И вот наконец сбылась мечта Алима: он спускался вместе с Хаят и Мерабом по лестнице нового дома юного творца. И эти ощущения — сгибающиеся колени, твердь каменной ступени, поскрипывающая подошва одного из башмаков — были воистину куда более волшебными, чем сотня сотен бестелесных полетов вокруг… вокруг граната… Почему-то в голову Алима пришло название колдовской картины, которой суждено будет появиться лишь в далеком грядущем…
Мераб спустился первым. Он смеющимися глазами смотрел снизу вверх на прихрамывающего с непривычки Алима. Улыбающаяся Хаят стояла у него за спиной и тоже наблюдала, как Алим овладевает давно забытым умением ходить, дышать, открывать двери и завязывать развязавшиеся шнурки.

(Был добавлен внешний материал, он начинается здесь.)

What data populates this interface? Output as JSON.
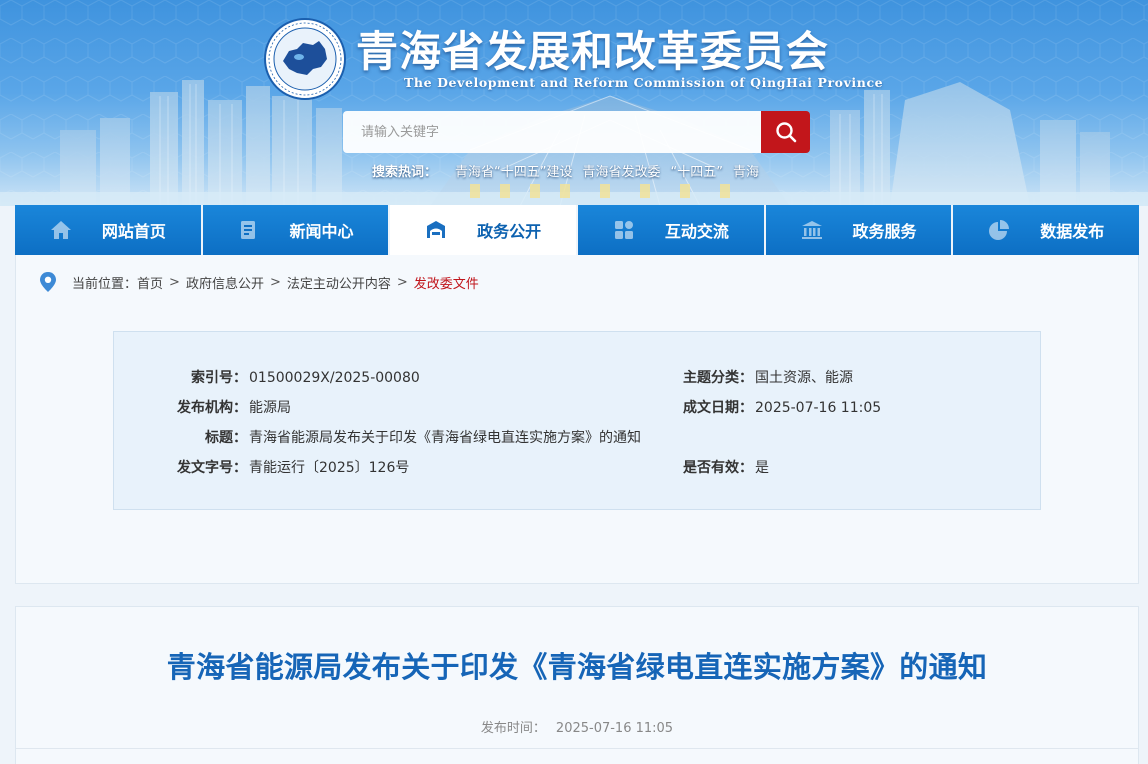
{
  "header": {
    "title": "青海省发展和改革委员会",
    "subtitle": "The Development and Reform Commission of QingHai Province",
    "emblem_icon": "province-map-emblem-icon"
  },
  "search": {
    "placeholder": "请输入关键字",
    "button_icon": "search-icon",
    "hotwords_label": "搜索热词：",
    "hotwords": [
      "青海省“十四五”建设",
      "青海省发改委",
      "“十四五”",
      "青海"
    ]
  },
  "nav": {
    "items": [
      {
        "label": "网站首页",
        "icon": "home-icon"
      },
      {
        "label": "新闻中心",
        "icon": "news-icon"
      },
      {
        "label": "政务公开",
        "icon": "open-gov-icon",
        "active": true
      },
      {
        "label": "互动交流",
        "icon": "interaction-icon"
      },
      {
        "label": "政务服务",
        "icon": "service-icon"
      },
      {
        "label": "数据发布",
        "icon": "data-pie-icon"
      }
    ]
  },
  "breadcrumb": {
    "label": "当前位置：",
    "items": [
      "首页",
      "政府信息公开",
      "法定主动公开内容",
      "发改委文件"
    ],
    "separator": ">"
  },
  "meta": {
    "index_no": {
      "key": "索引号：",
      "value": "01500029X/2025-00080"
    },
    "topic": {
      "key": "主题分类：",
      "value": "国土资源、能源"
    },
    "publisher": {
      "key": "发布机构：",
      "value": "能源局"
    },
    "date": {
      "key": "成文日期：",
      "value": "2025-07-16 11:05"
    },
    "title": {
      "key": "标题：",
      "value": "青海省能源局发布关于印发《青海省绿电直连实施方案》的通知"
    },
    "doc_no": {
      "key": "发文字号：",
      "value": "青能运行〔2025〕126号"
    },
    "valid": {
      "key": "是否有效：",
      "value": "是"
    }
  },
  "article": {
    "title": "青海省能源局发布关于印发《青海省绿电直连实施方案》的通知",
    "pub_label": "发布时间：",
    "pub_time": "2025-07-16 11:05"
  },
  "colors": {
    "nav_blue": "#0d6fc4",
    "search_red": "#c2161b",
    "title_blue": "#1665b7",
    "breadcrumb_current": "#c0151b"
  }
}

Шаги складывались в десятки, потом в сотни. Навстречу стали попадаться люди. Метельщик, зеленщик, молочница… Обогнали путников грумы, что вели пару вороных коней.
Встречные улыбались Мерабу, кивали, как давнему знакомому. Некоторые свой кивок сопровождали приветственными возгласами: «Халиф!», «Доброе утро, халиф!»
— Халиф? Какой халиф? Почему халиф? — наконец обернулся Мераб к Хаят.
— Не знаю, мой друг, — пожала плечами девушка, и ее лицо озарилось светлой, но хитрой улыбкой.
— Аллах великий, но почему халиф? — Мераб на миг забыл о цели своей прогулки по городу.
Однако всего на миг, ибо впереди открылась огромная долина с зеленеющей травой.
— Нет, здесь не должно быть такого… Это место заслуживает прекрасных строений, достойных великой Пальмиры, а не нор, дарящих приют сотне озабоченных сурикатов.
Не успел договорить Мераб, как из воздуха соткались, встали величественные стены. Чуткий Алим услышал аромат великого прошлого, донесся до мага и печальный запах бесконечно давно пролитой крови.
— Пальмиры, мой повелитель?
— О да, ибо ее история столь же богата, сколь и поучительна. И потому столица прекрасной царицы Зенобии воистину заслуживает того, чтобы найти приют в моем огромном, прекрасном Медном городе.
Мераб сделал несколько шагов вперед, коснулся руками колонны, всего миг назад появившейся из небытия, и начал свой рассказ.
Алим внимал своему молодому другу так, как иной малыш слушает прекрасную сказку. И пусть все, о чем говорил Мераб, он, некогда незримый маг, уже знал, сейчас это сухое, как саксаул, знание превращалось в каменные стены и живую славу города, встающего из небытия на радость тем, кому отныне станет домом.
— …Судьба Пальмиры, — меж тем говорил Мераб, — красивейшего древнего города, города-сказки, эфемерного, пролетевшего метеором по страницам истории человечества, в чем-то сходна с судьбами многих древних царств от Петры до Баальбека. Быть может, потому, что все они родились задолго до наших дней и расцвет их совпал со временем владычества сурового Рима. Быть может, потому, что они некогда были весьма близки друг другу, и теперь сухие ветры дуют на улицах Баальбека, как и среди колонн пальмирского форума.